Multi-Unit Platform (10+ Units): 7-11x EBITDA
At 10+ units, you're a platform asset attractive to PE roll-ups and large multi-unit operators. Multiples range 7-11x EBITDA, with the upper end requiring strong brands, geographic dominance, and growth pipeline. Recent platform deals have priced top-tier multi-unit operators of premium brands at 11-14x.
Premium brand operators: Wingstop, Raising Cane's, Crumbl multi-unit operators (typically with 20+ units) command the highest end. These operators are trading scarcity — the franchisor often won't award territory to a new operator, so existing platform ownership is the only path in.
Large Platform: 10-14x EBITDA
At 50+ units (or smaller but premium-brand), you're competing for the same PE capital that buys public franchise operators. Public comps for context: Domino's (DPZ) ~15x EBITDA, McDonald's (MCD) ~17x, Yum! Brands (YUM) 18x. Premium brands trade higher: Wingstop (WING) 27x. Mid-cap large franchisees trade 10-14x.
Why Brand Tier Matters So Much
The franchisor's health is the franchisee's ceiling. Owning 20 Subway units is a structurally different valuation conversation than owning 20 Wingstop units, regardless of EBITDA. Buyers underwrite:
- Same-store sales trend at the brand level: positive SSS = brand health = your unit-level economics are sustainable. Negative SSS = brand decline = your forward EBITDA is at risk.
- Royalty and ad fund obligations: typically 5-12% of sales combined. Buyers price these as a structural cost, not negotiable.
- Re-imaging requirements: many franchisors mandate periodic remodels at $200K-$500K per unit. Pending re-imaging obligations are negotiated as deal value adjustments.
Real Estate: Often the Biggest Single Number
For owner-operators who own the dirt underneath their restaurants, real estate value frequently exceeds business value.

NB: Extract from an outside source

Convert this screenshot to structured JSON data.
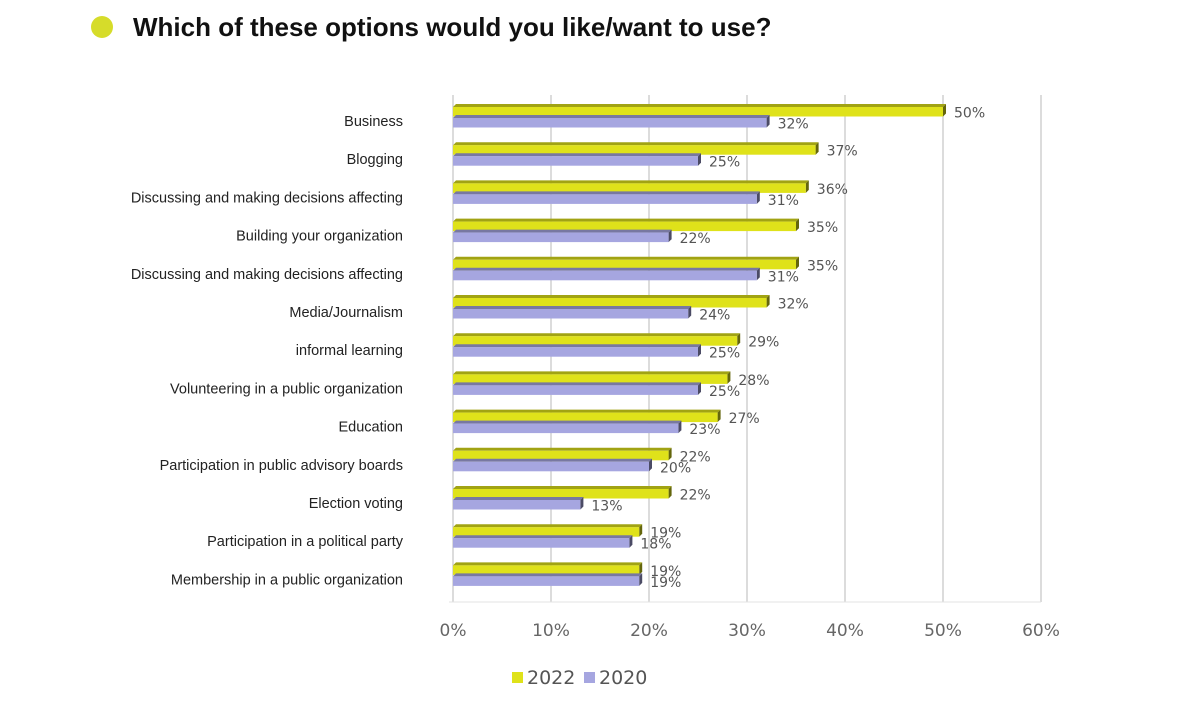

A single QSR pad in a strong market trades at 5-7% cap rate; on a $80K NNN rent, that's $1.1-1.6M of real estate value separate from the business itself. Multi-unit operators with owned real estate often see 30-50% of total transaction value come from the dirt.
Sale-leasebacks (selling the real estate to a triple-net REIT and keeping the operating company) can be a more tax-efficient path than packaging both into one deal. Coordinate with your CPA early.

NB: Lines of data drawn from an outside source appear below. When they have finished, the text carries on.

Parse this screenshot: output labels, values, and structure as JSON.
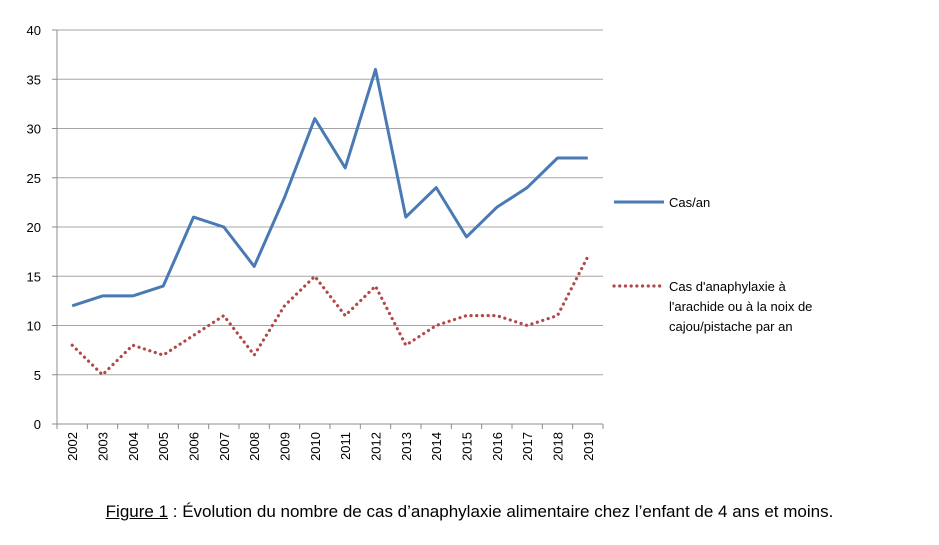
{
  "chart_data": {
    "type": "line",
    "categories": [
      "2002",
      "2003",
      "2004",
      "2005",
      "2006",
      "2007",
      "2008",
      "2009",
      "2010",
      "2011",
      "2012",
      "2013",
      "2014",
      "2015",
      "2016",
      "2017",
      "2018",
      "2019"
    ],
    "series": [
      {
        "name": "Cas/an",
        "values": [
          12,
          13,
          13,
          14,
          21,
          20,
          16,
          23,
          31,
          26,
          36,
          21,
          24,
          19,
          22,
          24,
          27,
          27
        ],
        "color": "#4a7ab4",
        "style": "solid"
      },
      {
        "name": "Cas d'anaphylaxie à l'arachide ou à la noix de cajou/pistache par an",
        "name_lines": [
          "Cas d'anaphylaxie à",
          "l'arachide ou à la noix de",
          "cajou/pistache par an"
        ],
        "values": [
          8,
          5,
          8,
          7,
          9,
          11,
          7,
          12,
          15,
          11,
          14,
          8,
          10,
          11,
          11,
          10,
          11,
          17
        ],
        "color": "#b4474a",
        "style": "dotted"
      }
    ],
    "yticks": [
      "0",
      "5",
      "10",
      "15",
      "20",
      "25",
      "30",
      "35",
      "40"
    ],
    "ylim": [
      0,
      40
    ],
    "grid": true,
    "legend_position": "right",
    "xlabel": "",
    "ylabel": ""
  },
  "caption": {
    "prefix": "Figure 1",
    "text": " : Évolution du nombre de cas d’anaphylaxie alimentaire chez l’enfant de 4 ans et moins."
  }
}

What Reduces Restaurant Franchise Valuations
Royalty and ad-fund pressure: as franchisors raise royalty rates or impose new tech/marketing fees, EBITDA gets squeezed and buyers discount accordingly.
Labor cost pressure: minimum wage increases (CA, NY, WA, fast-food $20/hr in CA) hit QSR margins disproportionately. Buyers in these states discount 1-2 turns vs. equivalent operations in lower-cost-of-labor markets.
Underperforming units in a portfolio: a 10-unit portfolio with 2 underperformers trades at a discount because buyers model the cost to fix or close. Sometimes worth closing weak units 6-12 months pre-sale to clean the P&L.
Single-brand concentration: 100% of your portfolio in one brand exposes you to brand-specific risk. Multi-brand operators (e.g., 8 Pizza Hut + 4 Wingstop) trade slightly better.